Но скоро, скоро, Шацар чувствовал это — в воздухе, которым дышал. Дышать стало легче, будто он был во Дворе.
— Но давай мы все равно поговорим. Расскажи что-нибудь!
Мелам перевернулся, глядя на Шацара. Шацар пожал плечами.
— Ладно. Хочешь, расскажу тебе, как когда к нам приезжали чиновники на вопрос о том, какая моя любимая еда, я ответил…
— Что любишь грызть кору! И когда тебя спросили, почему, ты сказал, что больше ешь, то и любишь. Ты рассказывал! Ладно, я расскажу. Я говорил, как мы с двоюродной сестрой…
— Пробрались в кабинет твоего отца и съели его дарственную на землю? Определенно. Хорошо, а как я в первый раз увидел море?
— И сказал, что это лужа и отказался купаться? А как меня выгнали из хора?

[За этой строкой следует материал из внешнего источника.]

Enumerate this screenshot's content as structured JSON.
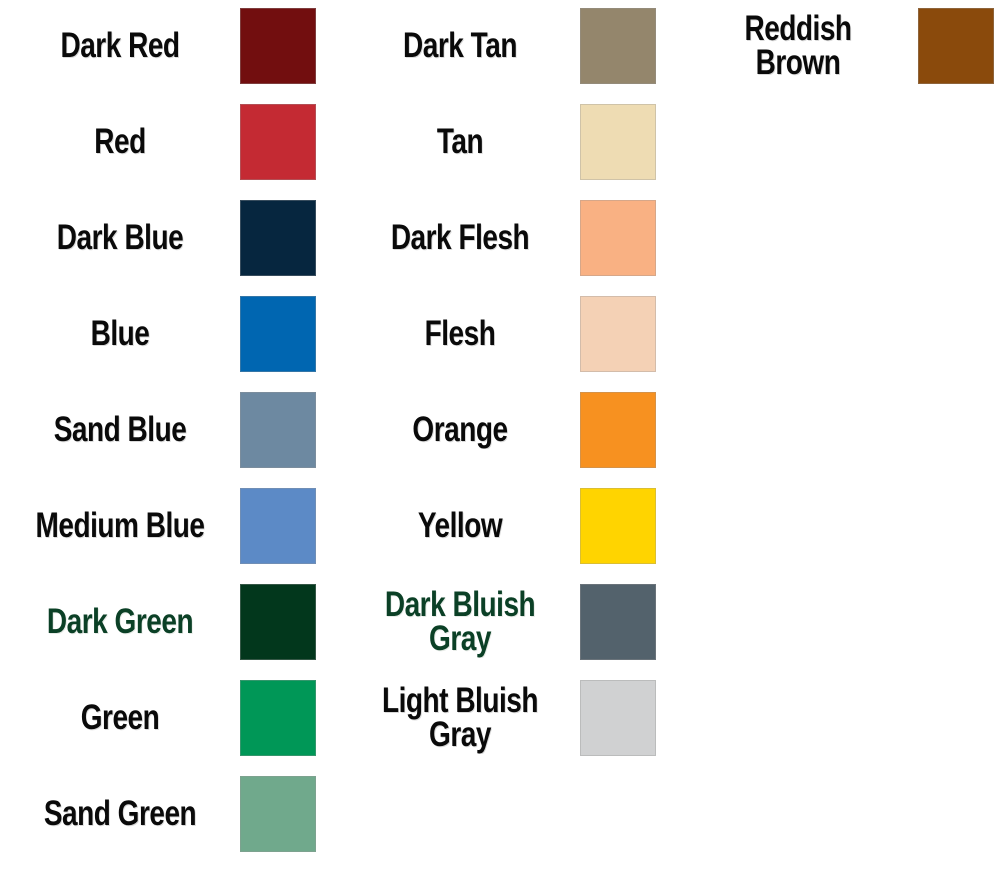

— Рассказывал. Как я воровал еду?
— Обсуждали. Мой отец — зануда.
— Вдоль и поперек. Мои биологические родители?
— Мы не пришли к определенному выводу, однако предполагали многое. Почему мне не везет в любви?
— Не хватает лоска и ты — инфантильный. Почему я не способен построить сколько-нибудь здоровое общение с другими людьми?
— Расстройство аутического спектра в детстве и шизоидная психопатия сейчас, — Мелам помолчал, а потом в панике сел на кровати. — Шацар… неужели нам больше не о чем поговорить?!
— Неужели, у нас когда-то правда были темы для разговоров, — откликнулся Шацар.
— Я серьезно! Неужели мы станем менее лучшими друзьями, чем сейчас!
— Семантика слова «менее» предполагает сравнение с чем-то, что больше, — вздохнул Шацар.
— Срочно расскажи мне, что ты читаешь! Я чувствую, как доверительность уходит из нашей дружбы!
— Это фантомные боли, — сказал Шацар. — Ладно. Уговорил. Я читаю монографию об истории Халдеи.
— Никогда не понимал, зачем она нужна, — сказал Мелам. Шацар всегда удивлялся, как ему удавалось сочетать потрясающий талант к биологии, особенно той, что касалась физиологии магии, с полнейшим, глухим невежеством во всем остальном.
— Ну, — сказал Мелам. — Халдея одна. Тогда зачем нам наша история — нам некому ее показать.